Radar and video: a particularly interesting sensor fusion match
The ability of tomorrow’s cars to detect road users and obstacles rapidly and accurately will be instrumental in reducing the number of traffic fatalities. Yet, no single sensor or perceptive system covers all needs, scenarios, and traffic/weather conditions.
Cameras, for instance, do not work well at night or in dazzling sunlight; and radar can get confused by reflective metal objects. But when combined, their respective strengths and weaknesses perfectly complement one another. Enter radar-video sensor fusion.
Sensor fusion enables the creation of an improved perceptive (3D) model of a vehicle’s surroundings, using a variety of sensory inputs. Based on that information and leveraging deep learning approaches, detected objects are classified into categories (e.g., cars, pedestrians, cyclists, buildings, sidewalks, etc.). In turn, those insights are at the basis of ADAS’ intelligent driving and anti-collision decisions.
Cooperative radar-video sensor fusion: the new kid on the block
Today’s most popular type of sensor fusion is called late fusion. It only fuses sensor data after each sensor has performed object detection and has taken its own ‘decisions’ based on its own, limited collection of data. Late fusion comes with the main drawback that every sensor throws away all the data it deems irrelevant. As such, a lot of sensor fusion potential is lost. In practice, it might even cause a car to run into an object that has remained under a single sensor’s detection threshold.
In contrast, early fusion (or low-level data fusion) combines all low-level data from every sensor in one intelligent system that sees everything. Consequently, however, it requires high amounts of computing power and massive bandwidths – including high-bandwidth links from every sensor to the system’s central processing engine.
In response to these shortcomings, researchers from IPI (an imec research group at Ghent University, Belgium) have developed the concept of cooperative radar-video sensor fusion. It features a feedback loop, with different sensors exchanging low-level or middle-level information to influence each other’s detection processing. If a car’s radar system suddenly experiences strong reflection, for instance, the threshold of the on-board cameras will automatically be adjusted to compensate for this. As such, a pedestrian that would otherwise be hard to detect will effectively be spotted – without the system becoming overly sensitive and being subject to false positives.
A 15% accuracy improvement over late fusion in challenging traffic & weather conditions
Last year, the IPI researchers showed that their cooperative sensor fusion approach outperforms the late fusion method commonly used today. On top of that, it is easier to implement than early fusion since it does not come with the same bandwidth issues and practical implementation limitations.
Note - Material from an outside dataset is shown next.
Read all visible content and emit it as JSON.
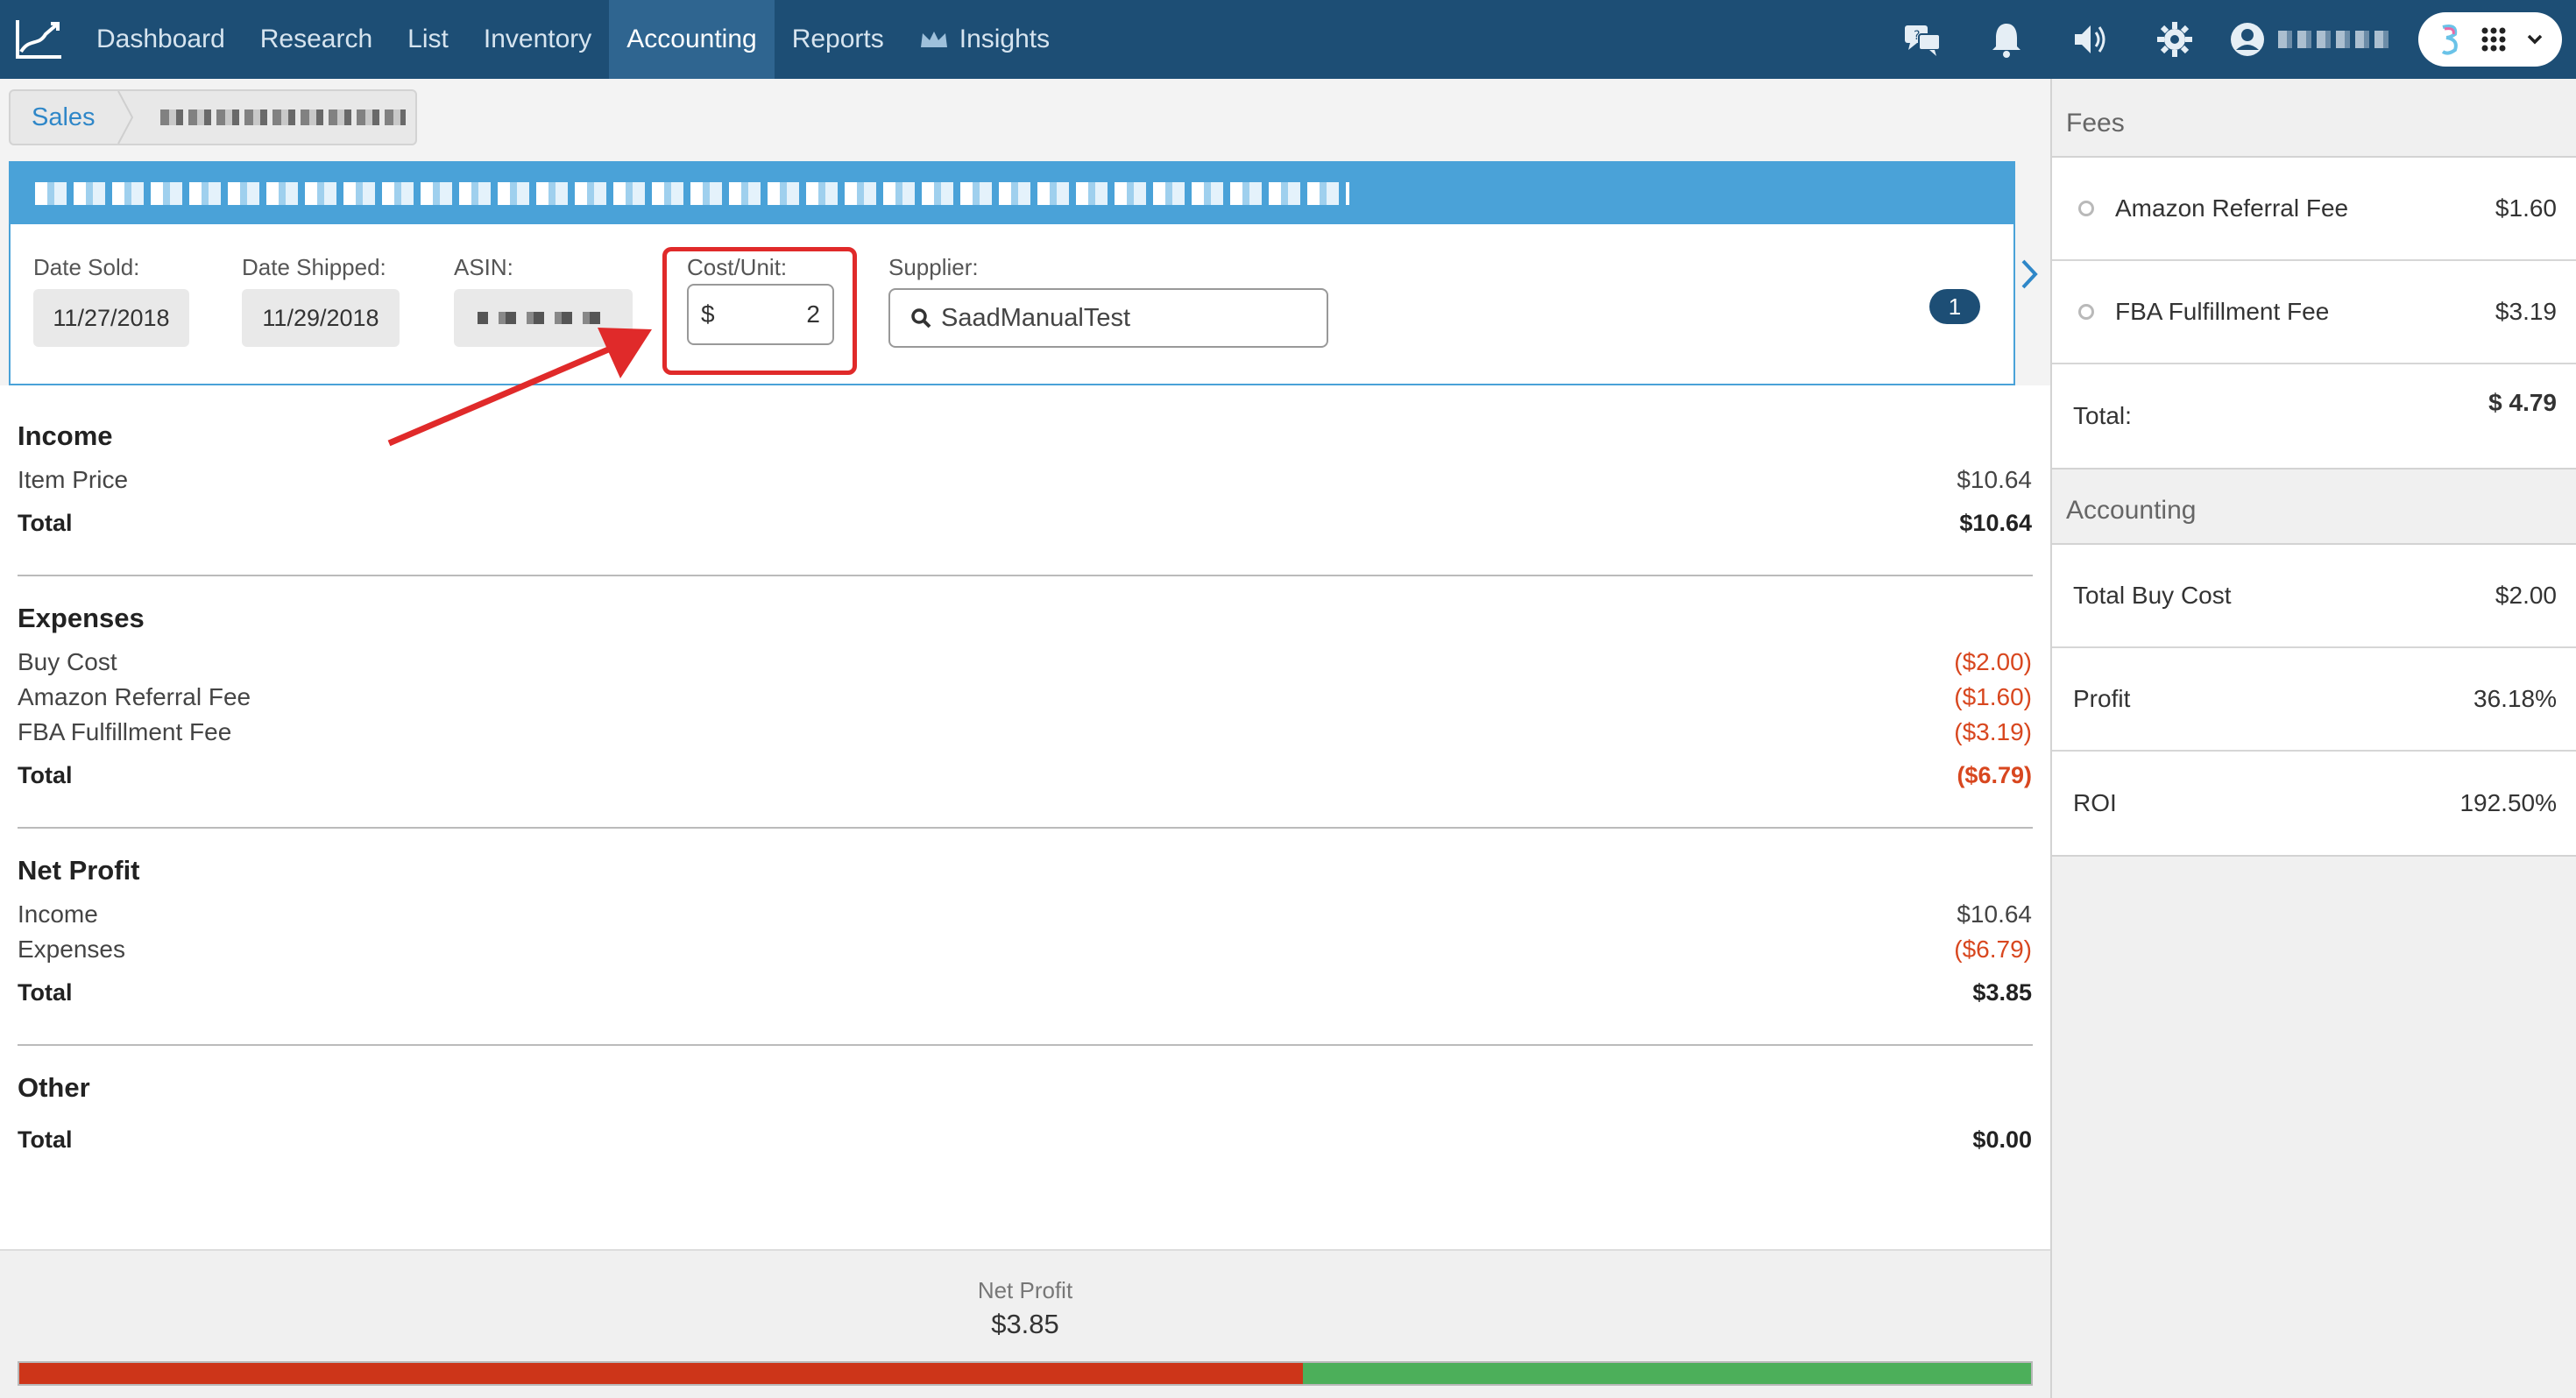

Evaluated on a dataset of complex traffic scenarios in a European city center, the researchers tracked pedestrians and cyclists 20% more accurately than a camera-only system. What is more, their first moment of detection proved to outperform competitive approaches by a quarter of a second.
“And over the past months, we have continued to finetune our system – improving its pedestrian detection accuracy even further, particularly in challenging traffic and weather conditions,” claims David Van Hamme.
“When applied to easy scenarios – i.e., in the daytime, without occlusions, and for not too complex scenes – our approach now comes with a 41% accuracy improvement over camera-only systems and a 3% accuracy improvement over late fusion,” he says.
“But perhaps even more important is the progress we have made in the case of bad illumination, pedestrians emanating from occluded areas, crowded scenes, etc. After all, these are the instances when pedestrian detection systems really have to prove their worth. In such difficult circumstances, the gains brought by cooperative radar-video sensor fusion are even more impressive, featuring a 15% improvement over late fusion,” Van Hamme adds.
Significant latency improvements
David Van Hamme: “And that is not all. When it comes to minimizing latency, or tracking delay, we have been making great progress as well. For example, in difficult weather and traffic conditions, we now achieve a latency of 411ms. That is more than a 40% improvement over the latency that comes with camera-only systems (725ms), and the one that comes with late fusion (696ms).”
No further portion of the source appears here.